I fully agree with the requirement that the physician hold a Washington license in order to provide care to a “patient in Washington.”

In addressing the question of standard of care the guideline specifies that it should not differ based on the type of encounter, but in my opinion standard of care (reasonable and prudent) is an entirely separate matter.

The guideline states, “Patient completion of a questionnaire does not, by itself, establish a practitioner-patient relationship, and therefore treatment, including prescriptions, based solely on a questionnaire does not constitute an acceptable standard of care.” We can judge standard of care regardless of whether a questionnaire, or anything else, establishes a practitioner-patient relationship. We must have a practitioner-patient relationship before we can judge whether we meet standard of care.

The guideline states that physician and patient must come to “mutual agreement” that the technologies in use “are appropriate for the circumstances,” but often the physician must talk to the patient by telephone, or perhaps see them on video, before determining that their condition demands management in the office the next day or in an emergency room within minutes. In other words, see item 4: “Telemedicine practitioners should recognize situations that are beyond their expertise, their ability, or the limits of available technology to adequately evaluate or manage in the existing circumstances, and refer such patients for appropriate care.”

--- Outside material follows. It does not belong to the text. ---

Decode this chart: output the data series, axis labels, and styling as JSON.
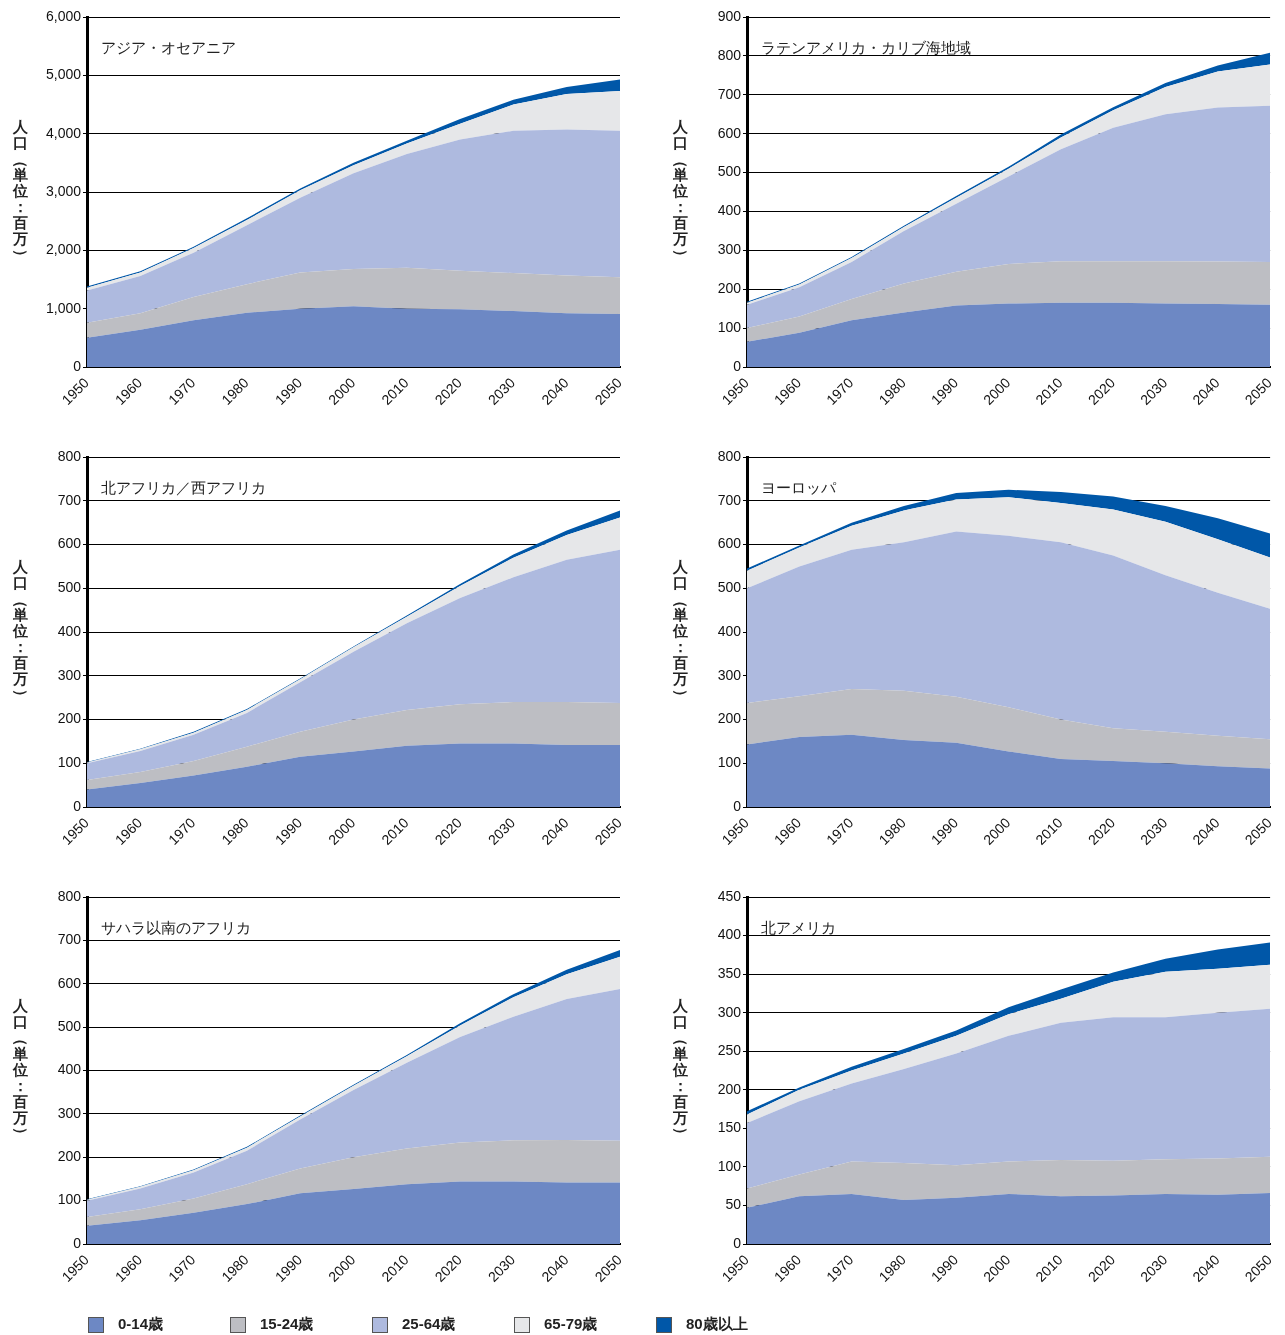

The guideline begs for a definition of “Telemedicine prescriptions.” Surely the guideline aspires to address the problem of ordering a prescription based on inadequate evaluation, but physicians have for decades ordered prescriptions for existing patients after a telephone contact, and, once again, the adequacy of the evaluation (standard of care) remains a separate question from the technology involved. Even prescribing after an in-person encounter may not meet standard of care absent adequate examination or diagnostic testing.

Finally, the guideline fails to acknowledge that in some cases telemedicine provides for greater safety as in the case of a patient with a communicable disease or too intoxicated to drive to the practitioner’s office.